Well, as you may have seen on Tuesday, a lot of people now care about the sport of judo. That little girl grew up to be Olympic gold medalist Kayla Harrison.

Kayla has come a long way through her days as a shy little blonde-haired kid who was just trying to follow her mom’s footsteps at the Renshuden Judo Academy in Springboro, to her days as a world champion creating footsteps for others to follow.

Jeannie would call me from all over the country after Kayla would win a junior or national event.

Then, after the stunning news that her previous coach had been charged with sexual battery against Kayla, she began training at former Olympian Jimmy Pedro’s USA Judo National Team FORCE in Wakefield, Mass.

Harrison charged through the junior ranks and made a name for herself right away. Five junior division golds in 2003. Two more golds at the Pan American Infantile Championships and the Junior U.S. Open in 2004. Seven more gold medals in junior competitions in 2005 and five more gold medals the following year.

In 2006, she won the Pan American junior title. Then just a week later, she stepped up a weight class and won the U.S. Senior national title. I think she won every junior event she competed in from 2005 to 2008. She’d earned junior national rankings in seven different weight classes since 2003.
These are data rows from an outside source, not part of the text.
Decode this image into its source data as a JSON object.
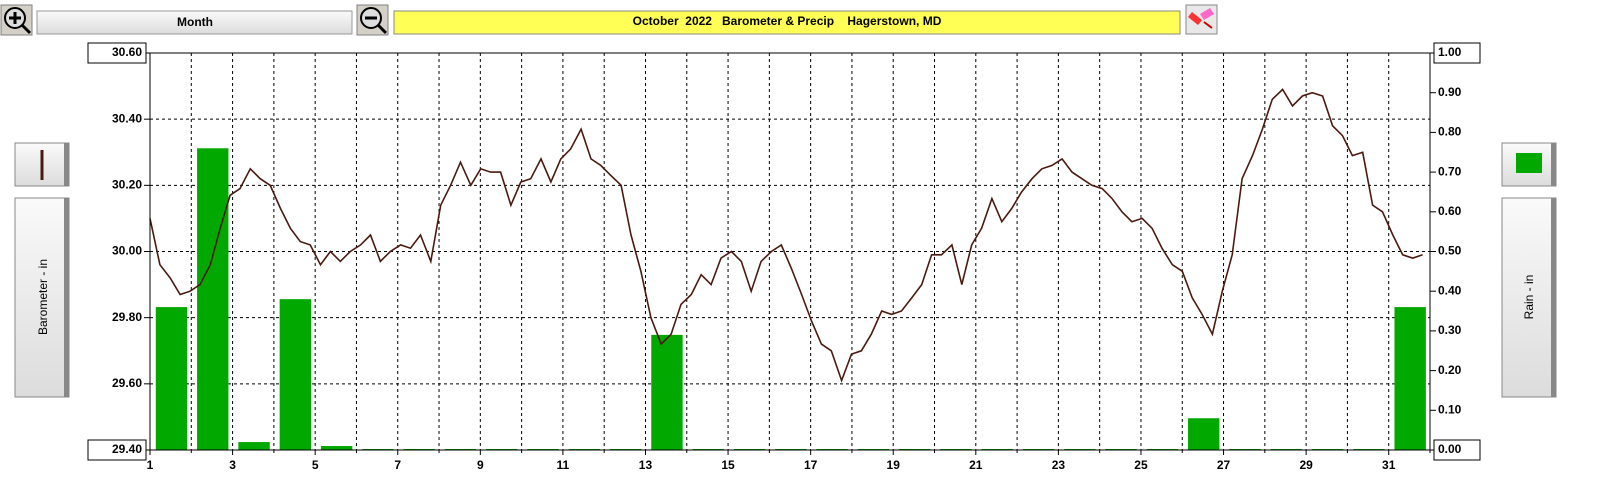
{
  "toolbar": {
    "period": "Month"
  },
  "chart_data": {
    "type": "combo",
    "title": "October  2022   Barometer & Precip    Hagerstown, MD",
    "xlim": [
      1,
      32
    ],
    "xticks": [
      1,
      3,
      5,
      7,
      9,
      11,
      13,
      15,
      17,
      19,
      21,
      23,
      25,
      27,
      29,
      31
    ],
    "xminorticks": [
      2,
      4,
      6,
      8,
      10,
      12,
      14,
      16,
      18,
      20,
      22,
      24,
      26,
      28,
      30,
      32
    ],
    "ylim": [
      29.4,
      30.6
    ],
    "yticks": [
      {
        "value": 29.4,
        "label": "29.40"
      },
      {
        "value": 29.6,
        "label": "29.60"
      },
      {
        "value": 29.8,
        "label": "29.80"
      },
      {
        "value": 30.0,
        "label": "30.00"
      },
      {
        "value": 30.2,
        "label": "30.20"
      },
      {
        "value": 30.4,
        "label": "30.40"
      },
      {
        "value": 30.6,
        "label": "30.60"
      }
    ],
    "y2lim": [
      0,
      1
    ],
    "y2ticks": [
      {
        "value": 0,
        "label": "0.00"
      },
      {
        "value": 0.1,
        "label": "0.10"
      },
      {
        "value": 0.2,
        "label": "0.20"
      },
      {
        "value": 0.3,
        "label": "0.30"
      },
      {
        "value": 0.4,
        "label": "0.40"
      },
      {
        "value": 0.5,
        "label": "0.50"
      },
      {
        "value": 0.6,
        "label": "0.60"
      },
      {
        "value": 0.7,
        "label": "0.70"
      },
      {
        "value": 0.8,
        "label": "0.80"
      },
      {
        "value": 0.9,
        "label": "0.90"
      },
      {
        "value": 1,
        "label": "1.00"
      }
    ],
    "grid": true,
    "series": [
      {
        "name": "Barometer - in",
        "type": "line",
        "axis": "y",
        "color": "#4a1a10",
        "x": [
          1.0,
          1.24,
          1.49,
          1.73,
          1.97,
          2.21,
          2.46,
          2.7,
          2.94,
          3.18,
          3.43,
          3.67,
          3.91,
          4.16,
          4.4,
          4.64,
          4.88,
          5.13,
          5.37,
          5.61,
          5.85,
          6.1,
          6.34,
          6.58,
          6.82,
          7.07,
          7.31,
          7.55,
          7.8,
          8.04,
          8.28,
          8.52,
          8.77,
          9.01,
          9.25,
          9.49,
          9.74,
          9.98,
          10.22,
          10.47,
          10.71,
          10.95,
          11.19,
          11.44,
          11.68,
          11.92,
          12.16,
          12.41,
          12.65,
          12.89,
          13.13,
          13.38,
          13.62,
          13.86,
          14.11,
          14.35,
          14.59,
          14.83,
          15.08,
          15.32,
          15.56,
          15.8,
          16.05,
          16.29,
          16.53,
          16.78,
          17.02,
          17.26,
          17.5,
          17.75,
          17.99,
          18.23,
          18.47,
          18.72,
          18.96,
          19.2,
          19.45,
          19.69,
          19.93,
          20.17,
          20.42,
          20.66,
          20.9,
          21.14,
          21.39,
          21.63,
          21.87,
          22.11,
          22.36,
          22.6,
          22.84,
          23.09,
          23.33,
          23.57,
          23.81,
          24.06,
          24.3,
          24.54,
          24.78,
          25.03,
          25.27,
          25.51,
          25.76,
          26.0,
          26.24,
          26.48,
          26.73,
          26.97,
          27.21,
          27.45,
          27.7,
          27.94,
          28.18,
          28.43,
          28.67,
          28.91,
          29.15,
          29.4,
          29.64,
          29.88,
          30.12,
          30.37,
          30.61,
          30.85,
          31.1,
          31.34,
          31.58,
          31.82
        ],
        "values": [
          30.1,
          29.96,
          29.92,
          29.87,
          29.88,
          29.9,
          29.96,
          30.07,
          30.17,
          30.19,
          30.25,
          30.22,
          30.2,
          30.13,
          30.07,
          30.03,
          30.02,
          29.96,
          30.0,
          29.97,
          30.0,
          30.02,
          30.05,
          29.97,
          30.0,
          30.02,
          30.01,
          30.05,
          29.97,
          30.14,
          30.2,
          30.27,
          30.2,
          30.25,
          30.24,
          30.24,
          30.14,
          30.21,
          30.22,
          30.28,
          30.21,
          30.28,
          30.31,
          30.37,
          30.28,
          30.26,
          30.23,
          30.2,
          30.05,
          29.94,
          29.8,
          29.72,
          29.75,
          29.84,
          29.87,
          29.93,
          29.9,
          29.98,
          30.0,
          29.97,
          29.88,
          29.97,
          30.0,
          30.02,
          29.95,
          29.87,
          29.79,
          29.72,
          29.7,
          29.61,
          29.69,
          29.7,
          29.75,
          29.82,
          29.81,
          29.82,
          29.86,
          29.9,
          29.99,
          29.99,
          30.02,
          29.9,
          30.02,
          30.07,
          30.16,
          30.09,
          30.13,
          30.18,
          30.22,
          30.25,
          30.26,
          30.28,
          30.24,
          30.22,
          30.2,
          30.19,
          30.16,
          30.12,
          30.09,
          30.1,
          30.07,
          30.01,
          29.96,
          29.94,
          29.86,
          29.81,
          29.75,
          29.88,
          29.99,
          30.22,
          30.29,
          30.37,
          30.46,
          30.49,
          30.44,
          30.47,
          30.48,
          30.47,
          30.38,
          30.35,
          30.29,
          30.3,
          30.14,
          30.12,
          30.05,
          29.99,
          29.98,
          29.99
        ]
      },
      {
        "name": "Rain - in",
        "type": "bar",
        "axis": "y2",
        "color": "#00a800",
        "x": [
          1,
          2,
          3,
          4,
          5,
          6,
          7,
          8,
          9,
          10,
          11,
          12,
          13,
          14,
          15,
          16,
          17,
          18,
          19,
          20,
          21,
          22,
          23,
          24,
          25,
          26,
          27,
          28,
          29,
          30,
          31
        ],
        "values": [
          0.36,
          0.76,
          0.02,
          0.38,
          0.01,
          0,
          0,
          0,
          0,
          0,
          0,
          0,
          0.29,
          0,
          0,
          0,
          0,
          0,
          0,
          0,
          0,
          0,
          0,
          0,
          0,
          0.08,
          0,
          0,
          0,
          0,
          0.36
        ]
      }
    ]
  }
}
Kayla, now bulked up with rigorous training in order to match up with the world’s best, went to the 2008 Beijing Olympic Games as a sparring partner for Ronda Rousey, who won bronze that year.

Kayla and I once did an interview while she was sitting in a remote Argentinian island airport. To save her phone bill, she and I both logged onto Facebook and used the chat window to do the entire interview.

She won the junior world championship in 2008 and was second in 2009.

In 2010, after she’d won the senior world championship in Tokyo, to take her place atop the world rankings, Kayla took time out from her international interviews to have a Skype session interview.

A few months before the London Olympic Games, Kayla was back home visiting her family. During one of her workouts at Middletown High School, she took time to show my son, Drew, some moves on the mat. She even let him flip her. (Drew now brags to his school buddies that he once flipped the Olympic gold medalist.)

On the day of her Olympic matches, and while dutifully wearing our “Team Kayla” shirts, Drew and I were up early in the morning to follow each match over the Internet as they transpired live.

Jeannie relayed text messages to me from London shortly after Kayla won the gold medal match. My family and all of Middletown have been celebrating ever since.

It’s been fun witnessing one young woman’s rise to the top since that late-night phone call from a proud mom 14 years ago.